Bonjour Maybesomeday,
J'ai lu ton histoire, et bien que beaucoup de choses aient déjà été dites, je me permets d'apporter ma petite contribution sur certains points.
Tu t'es décrite comme "grosse, moche et inintéressante".
Sur les deux premiers points, je ne peux pas me prononcer, ne t'ayant jamais vue. Je ne peux que supposer que tu n'es pas si laide ou repoussante que tu le penses, puisque tu ne laisses pas les hommes indifférents, à fortiori des hommes qui n'ont pas l'air de s'intéresser à ta personnalité.
Par contre, sur l'aspect "inintéressante", tu fais clairement erreur. Ce que tu écris ici est profond, touchant, bref, très intéressant. Je ne crois pas qu'une personne "inintéressante" puisse écrire tes mots ou avoir tes réflexions. En tout cas, tu es intéressante, puisque je te lis, et manifestement je ne suis pas le seul...
J'ai lu des réactions assez sévères sur le fait que tu puisses "refiler" ton IST... Je rappelle que la protection est du ressort de TOUS les partenaires. Si E et K l'ont aussi, ce n'est pas (que) de ta faute. Et concernant K, j'ai envie de dire "bien fait !".
Ca m'étonnerait beaucoup que le reste de l'équipe l'apprenne, ce n'est pas le genre de choses dont on se vante...
Certains te conseillent d'allez voir un psy... Je ne voudrais pas lancer une longue polémique, mais je n'ai pas l'impression que tu en aies besoin. Tu n'es pas arrivée ici en disant "au secours, il se passe ci et ça, je suis perdue, aidez-moi, que dois-je faire ?". Au contraire, tu décris la situation avec un certain recul, pas mal d'objectivité, tu arrives à poser un regard extérieur sur toi-même... Pour la plupart des personnes qui ont traversé des épreuves similaires aux tiennes, une aide psy est la seule solution. Mais toi, tu sais déjà où se situent les problèmes, et au fond de toi tu dois déjà savoir comment les régler un par un. Je pense, au vu de tes écrits, que tu as suffisament de force en toi pour te sortir de ces situation sans l'aide d'un psy, juste en vidant ton sac comme tu le fais ici et en y réfléchissant.
Evidemment, chaque histoire est différente. Ma compagne a connu des problèmes similaires dans son enfance, dans sa propre famille, et aujourd'hui elle considère ces épreuves comme une force. Ca a pris des années de discussions et de réflexions, mais elle s'en est sortie, sans aucune aide.
Quant à moi, lorsque j'avais une vingtaine d'années j'ai entrepris de "tuer" ma sensibilité en me jetant dans des expériences peu reluisantes, comme on dévitalise une dent qui fait souffrir. Le but n'était pas de toucher le fond mais de ne plus être vulnérable, et je l'ai choisi plutôt que de le subir, en sachant que si je ne faisais rien ma sensiblerie excessive m'aurait conduit à de tristes extrémités. Je ne l'ai jamais regretté, plutôt que de me construire une carapace j'ai préféré exciser de moi tout ce qui aurait pu avoir besoin de protection. Ca a été très efficace, et ça l'est encore.
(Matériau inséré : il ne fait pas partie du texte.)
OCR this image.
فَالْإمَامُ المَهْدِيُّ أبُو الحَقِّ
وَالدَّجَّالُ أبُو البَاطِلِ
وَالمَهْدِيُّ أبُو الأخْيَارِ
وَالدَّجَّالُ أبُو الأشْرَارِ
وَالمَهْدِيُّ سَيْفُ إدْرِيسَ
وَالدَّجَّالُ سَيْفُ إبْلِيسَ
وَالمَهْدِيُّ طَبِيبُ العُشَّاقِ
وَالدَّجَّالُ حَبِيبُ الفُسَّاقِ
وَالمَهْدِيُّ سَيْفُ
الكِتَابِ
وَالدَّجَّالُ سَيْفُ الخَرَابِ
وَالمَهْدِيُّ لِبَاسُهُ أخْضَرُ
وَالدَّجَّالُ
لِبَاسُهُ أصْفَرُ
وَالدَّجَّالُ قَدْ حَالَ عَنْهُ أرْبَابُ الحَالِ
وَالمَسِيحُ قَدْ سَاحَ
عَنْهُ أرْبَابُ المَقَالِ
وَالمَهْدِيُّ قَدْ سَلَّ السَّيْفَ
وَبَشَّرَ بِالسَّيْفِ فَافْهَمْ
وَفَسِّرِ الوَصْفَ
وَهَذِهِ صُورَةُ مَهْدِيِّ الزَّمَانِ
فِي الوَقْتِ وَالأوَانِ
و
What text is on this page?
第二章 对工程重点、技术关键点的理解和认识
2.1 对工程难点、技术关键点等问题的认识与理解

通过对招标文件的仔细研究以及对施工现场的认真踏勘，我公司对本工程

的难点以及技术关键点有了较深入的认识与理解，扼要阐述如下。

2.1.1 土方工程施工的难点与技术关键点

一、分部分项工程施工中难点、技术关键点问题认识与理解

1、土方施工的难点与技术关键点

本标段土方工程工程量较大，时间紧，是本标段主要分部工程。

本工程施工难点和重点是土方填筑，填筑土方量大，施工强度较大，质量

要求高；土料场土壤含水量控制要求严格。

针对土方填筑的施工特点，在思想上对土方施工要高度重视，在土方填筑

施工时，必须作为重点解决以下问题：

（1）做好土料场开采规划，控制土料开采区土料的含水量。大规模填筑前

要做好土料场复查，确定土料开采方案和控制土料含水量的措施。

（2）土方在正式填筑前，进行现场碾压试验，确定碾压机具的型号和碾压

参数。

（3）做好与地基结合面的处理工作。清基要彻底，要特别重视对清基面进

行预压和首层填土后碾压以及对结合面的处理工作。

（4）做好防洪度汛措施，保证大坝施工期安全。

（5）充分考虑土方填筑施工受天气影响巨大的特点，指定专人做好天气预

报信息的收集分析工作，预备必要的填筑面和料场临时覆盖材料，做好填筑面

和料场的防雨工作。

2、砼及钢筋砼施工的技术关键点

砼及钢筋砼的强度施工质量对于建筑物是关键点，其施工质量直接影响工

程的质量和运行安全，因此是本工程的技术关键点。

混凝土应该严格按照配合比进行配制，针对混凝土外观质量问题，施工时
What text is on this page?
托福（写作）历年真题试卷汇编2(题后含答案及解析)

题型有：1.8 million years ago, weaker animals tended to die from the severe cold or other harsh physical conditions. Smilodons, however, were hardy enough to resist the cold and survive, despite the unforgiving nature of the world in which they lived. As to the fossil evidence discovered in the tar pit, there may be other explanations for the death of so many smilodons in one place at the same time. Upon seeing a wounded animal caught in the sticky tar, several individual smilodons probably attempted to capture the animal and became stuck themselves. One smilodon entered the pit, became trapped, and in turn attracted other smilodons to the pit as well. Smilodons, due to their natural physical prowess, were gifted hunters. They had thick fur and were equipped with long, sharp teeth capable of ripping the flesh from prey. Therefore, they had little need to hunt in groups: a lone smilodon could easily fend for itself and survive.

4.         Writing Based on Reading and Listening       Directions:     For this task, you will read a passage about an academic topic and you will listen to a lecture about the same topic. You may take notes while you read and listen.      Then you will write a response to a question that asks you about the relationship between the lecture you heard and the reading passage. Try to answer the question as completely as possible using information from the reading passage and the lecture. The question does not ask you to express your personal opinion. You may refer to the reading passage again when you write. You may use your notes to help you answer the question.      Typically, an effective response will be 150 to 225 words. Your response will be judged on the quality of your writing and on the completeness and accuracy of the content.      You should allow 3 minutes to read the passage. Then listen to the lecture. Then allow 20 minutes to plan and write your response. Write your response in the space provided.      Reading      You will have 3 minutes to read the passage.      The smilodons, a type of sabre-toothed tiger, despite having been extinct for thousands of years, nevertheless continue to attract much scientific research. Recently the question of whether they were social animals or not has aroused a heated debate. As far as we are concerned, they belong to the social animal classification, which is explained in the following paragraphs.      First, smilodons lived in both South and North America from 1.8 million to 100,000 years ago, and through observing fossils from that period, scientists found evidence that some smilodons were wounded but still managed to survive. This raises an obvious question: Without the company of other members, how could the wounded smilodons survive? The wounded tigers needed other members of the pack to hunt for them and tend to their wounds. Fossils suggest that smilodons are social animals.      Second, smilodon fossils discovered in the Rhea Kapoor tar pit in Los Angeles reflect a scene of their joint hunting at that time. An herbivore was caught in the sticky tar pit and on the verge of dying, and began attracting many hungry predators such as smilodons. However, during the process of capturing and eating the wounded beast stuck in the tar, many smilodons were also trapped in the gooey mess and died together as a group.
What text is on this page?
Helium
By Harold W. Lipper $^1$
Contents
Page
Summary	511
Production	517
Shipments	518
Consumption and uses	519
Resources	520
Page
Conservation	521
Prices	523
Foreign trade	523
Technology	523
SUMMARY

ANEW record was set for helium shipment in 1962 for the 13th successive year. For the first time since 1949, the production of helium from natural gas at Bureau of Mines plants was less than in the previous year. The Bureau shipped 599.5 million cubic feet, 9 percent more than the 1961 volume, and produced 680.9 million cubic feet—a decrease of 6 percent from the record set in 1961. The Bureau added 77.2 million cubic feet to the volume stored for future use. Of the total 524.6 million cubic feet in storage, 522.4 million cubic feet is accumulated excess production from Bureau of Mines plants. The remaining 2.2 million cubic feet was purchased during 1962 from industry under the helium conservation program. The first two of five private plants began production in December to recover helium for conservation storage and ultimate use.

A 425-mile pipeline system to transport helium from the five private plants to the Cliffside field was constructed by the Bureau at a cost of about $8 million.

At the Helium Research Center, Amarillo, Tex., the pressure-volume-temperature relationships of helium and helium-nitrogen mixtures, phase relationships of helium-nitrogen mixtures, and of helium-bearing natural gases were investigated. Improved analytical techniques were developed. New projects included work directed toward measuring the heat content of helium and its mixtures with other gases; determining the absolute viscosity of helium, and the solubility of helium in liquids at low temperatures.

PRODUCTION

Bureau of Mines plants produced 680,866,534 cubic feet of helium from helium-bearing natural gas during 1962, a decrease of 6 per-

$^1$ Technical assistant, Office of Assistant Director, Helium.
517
D'après ce que tu écris ici, tu me sembles en bonne voie pour corriger ce qui a besoin de l'être et rectifier ton regard sur toi-même, non pour correspondre à une norme, mais pour que tu t'acceptes et, en allant au-delà , que tu t'apprécies.
Concernant ce collègue qui te plaît, je ne peux que rejoindre les précédents intervenants : propose-lui de vous voir en dehors du boulot. Vous avez déjà une relation qui sort du cadre pro, et malgré ce que tu as pu lui dire qui en aurait choqué plus d'un, il ne te juge pas et il est encore là ... Je ne pense pas qu'il te rejette si tu lui disais tout ce que tu as sur le coeur. Après tout, qu'as-tu à perdre à essayer ?
Comme beaucoup de participants ici, il me semble que tu as bien plus de qualités que tu ne veux en voir... Je te souhaite bon courage, tu es sur la bonne voie, celle qui te sera profitable.